The New Rules of Data Privacy: The data harvested from our personal devices, along with our trail of electronic transactions and data from other sources, now provides the foundation for some of the world’s largest companies. Personal data also the wellspring for millions of small businesses and countless startups, which turn it into customer insights, market predictions, and personalized digital services. For the past two decades, the commercial use of personal data has grown in wild-west fashion. But now, because of consumer mistrust, government action, and competition for customers, those days are quickly coming to an end. Harvard Business Review, February 25, 2022
Quantum security achieves secrecy holy grail.
Cryptographers Achieve Perfect Secrecy With Imperfect Devices: For the first time, experiments demonstrate the possibility of sharing secrets with perfect privacy — even when the devices used to share them cannot be trusted. Quanta Magazine, February 25, 2022
Section 4 – Securing the Organization
Government ramps up cybersecurity support to organizations.
NIST Video Series: Protecting Your Small Business: To help small businesses develop cybersecurity awareness and training programs, NIST recently produced videos and related resources on three of the highest-interest cybersecurity topics: Ransomware, Phishing, and Multi-Factor Authentication. … These short, animated videos are posted online at the NIST Small Business Cybersecurity Corner, where each topic is given a resource page that can be shared as a standalone article.
CISA Free Cybersecurity Services and Tools: As part of its continuing mission to reduce cybersecurity risk, CISA has compiled a list of free cybersecurity tools and services to help organizations further advance their security capabilities. This living repository includes cybersecurity services provided by CISA, widely used open source tools, and free tools and services offered by private and public sector organizations across the cybersecurity community. CISA, February 2022
CISA Insights: Preparing for and Mitigating Foreign Influence Operations Targeting Critical Infrastructure: CISA has released CISA Insights which provides proactive steps organizations can take to assess and mitigate risks from information manipulation. Malicious actors may use tactics—such as misinformation, disinformation, and malinformation—to shape public opinion, undermine trust, and amplify division, which can lead to impacts to critical functions and services across multiple sectors. CISA, February 18, 2022
CISA Adds Four Known Exploited Vulnerabilities to Catalog: CISA has added four new vulnerabilities to its Known Exploited Vulnerabilities Catalog, based on evidence that threat actors are actively exploiting the vulnerabilities listed in the table below.

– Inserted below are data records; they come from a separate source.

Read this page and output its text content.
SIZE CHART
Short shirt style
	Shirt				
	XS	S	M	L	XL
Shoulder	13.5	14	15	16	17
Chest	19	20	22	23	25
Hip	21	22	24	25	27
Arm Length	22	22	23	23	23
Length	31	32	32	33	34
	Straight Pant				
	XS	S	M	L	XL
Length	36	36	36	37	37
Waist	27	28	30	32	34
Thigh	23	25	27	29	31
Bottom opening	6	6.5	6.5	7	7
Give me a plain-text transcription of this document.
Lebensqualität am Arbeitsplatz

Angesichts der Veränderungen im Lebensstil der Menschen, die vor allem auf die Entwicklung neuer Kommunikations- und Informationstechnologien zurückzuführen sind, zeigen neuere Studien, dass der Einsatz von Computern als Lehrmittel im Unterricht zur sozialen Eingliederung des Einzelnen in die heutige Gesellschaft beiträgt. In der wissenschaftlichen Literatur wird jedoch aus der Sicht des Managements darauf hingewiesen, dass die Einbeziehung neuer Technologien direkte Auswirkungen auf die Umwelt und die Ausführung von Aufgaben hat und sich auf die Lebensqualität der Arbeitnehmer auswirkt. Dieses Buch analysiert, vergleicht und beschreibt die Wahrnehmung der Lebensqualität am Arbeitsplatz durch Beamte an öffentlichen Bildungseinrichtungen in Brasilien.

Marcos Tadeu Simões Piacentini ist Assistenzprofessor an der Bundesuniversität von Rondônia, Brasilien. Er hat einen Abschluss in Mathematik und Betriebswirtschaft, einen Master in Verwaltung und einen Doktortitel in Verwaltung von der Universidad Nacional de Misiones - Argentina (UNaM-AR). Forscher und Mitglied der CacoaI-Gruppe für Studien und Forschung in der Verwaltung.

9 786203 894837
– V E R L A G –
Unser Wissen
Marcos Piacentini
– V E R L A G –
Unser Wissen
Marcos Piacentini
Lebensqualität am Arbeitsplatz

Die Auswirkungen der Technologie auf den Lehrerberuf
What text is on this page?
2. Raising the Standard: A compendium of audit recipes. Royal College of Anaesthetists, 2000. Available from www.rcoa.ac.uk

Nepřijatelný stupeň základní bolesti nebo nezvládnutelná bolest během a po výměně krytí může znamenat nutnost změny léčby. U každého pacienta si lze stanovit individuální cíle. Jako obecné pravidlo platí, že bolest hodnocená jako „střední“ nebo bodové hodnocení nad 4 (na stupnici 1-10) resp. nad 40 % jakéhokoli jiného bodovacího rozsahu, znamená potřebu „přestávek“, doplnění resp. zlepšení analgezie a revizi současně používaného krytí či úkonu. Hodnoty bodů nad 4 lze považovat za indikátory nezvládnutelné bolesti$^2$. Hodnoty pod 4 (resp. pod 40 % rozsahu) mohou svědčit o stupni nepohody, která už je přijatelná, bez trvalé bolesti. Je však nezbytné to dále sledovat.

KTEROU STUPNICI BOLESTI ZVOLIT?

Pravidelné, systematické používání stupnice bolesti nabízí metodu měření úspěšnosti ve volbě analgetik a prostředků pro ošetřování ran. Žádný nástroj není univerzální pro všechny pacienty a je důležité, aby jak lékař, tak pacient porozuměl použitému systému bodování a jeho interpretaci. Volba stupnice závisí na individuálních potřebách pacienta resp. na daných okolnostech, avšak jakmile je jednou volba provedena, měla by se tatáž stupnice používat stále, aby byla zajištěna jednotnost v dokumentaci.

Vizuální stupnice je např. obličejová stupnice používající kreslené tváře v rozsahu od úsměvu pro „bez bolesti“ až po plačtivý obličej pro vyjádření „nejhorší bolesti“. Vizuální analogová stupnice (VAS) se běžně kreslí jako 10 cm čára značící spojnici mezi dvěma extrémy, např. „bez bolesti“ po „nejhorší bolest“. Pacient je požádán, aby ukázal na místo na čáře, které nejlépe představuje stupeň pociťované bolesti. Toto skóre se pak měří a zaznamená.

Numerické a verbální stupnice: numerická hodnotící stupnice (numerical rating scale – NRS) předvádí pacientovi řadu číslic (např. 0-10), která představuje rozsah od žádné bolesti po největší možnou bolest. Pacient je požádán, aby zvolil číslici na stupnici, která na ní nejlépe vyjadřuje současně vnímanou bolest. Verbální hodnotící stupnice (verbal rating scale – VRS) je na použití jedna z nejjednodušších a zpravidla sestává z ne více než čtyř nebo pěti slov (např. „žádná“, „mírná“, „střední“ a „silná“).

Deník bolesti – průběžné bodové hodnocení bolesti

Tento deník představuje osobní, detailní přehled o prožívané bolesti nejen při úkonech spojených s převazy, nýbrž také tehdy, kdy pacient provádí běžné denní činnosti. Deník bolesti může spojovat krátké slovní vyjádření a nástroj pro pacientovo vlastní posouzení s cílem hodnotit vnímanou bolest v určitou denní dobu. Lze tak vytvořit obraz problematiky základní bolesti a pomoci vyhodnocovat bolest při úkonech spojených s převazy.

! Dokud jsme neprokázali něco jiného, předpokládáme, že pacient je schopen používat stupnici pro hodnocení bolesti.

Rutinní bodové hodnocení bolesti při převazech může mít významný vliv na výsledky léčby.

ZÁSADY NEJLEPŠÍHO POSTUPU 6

These types of vulnerabilities are a frequent attack vector for malicious cyber actors of all types and pose significant risk to the federal enterprise. CISA, February 25, 2022
Shields Up Technical Guidance: CISA has created a new Shields Up Technical Guidance webpage that details malicious cyber activity affecting Ukraine. The webpage includes technical resources from public and private sector partners to assist organizations against these threats. CISA, February 2022
Another story that ransomware now includes extortion.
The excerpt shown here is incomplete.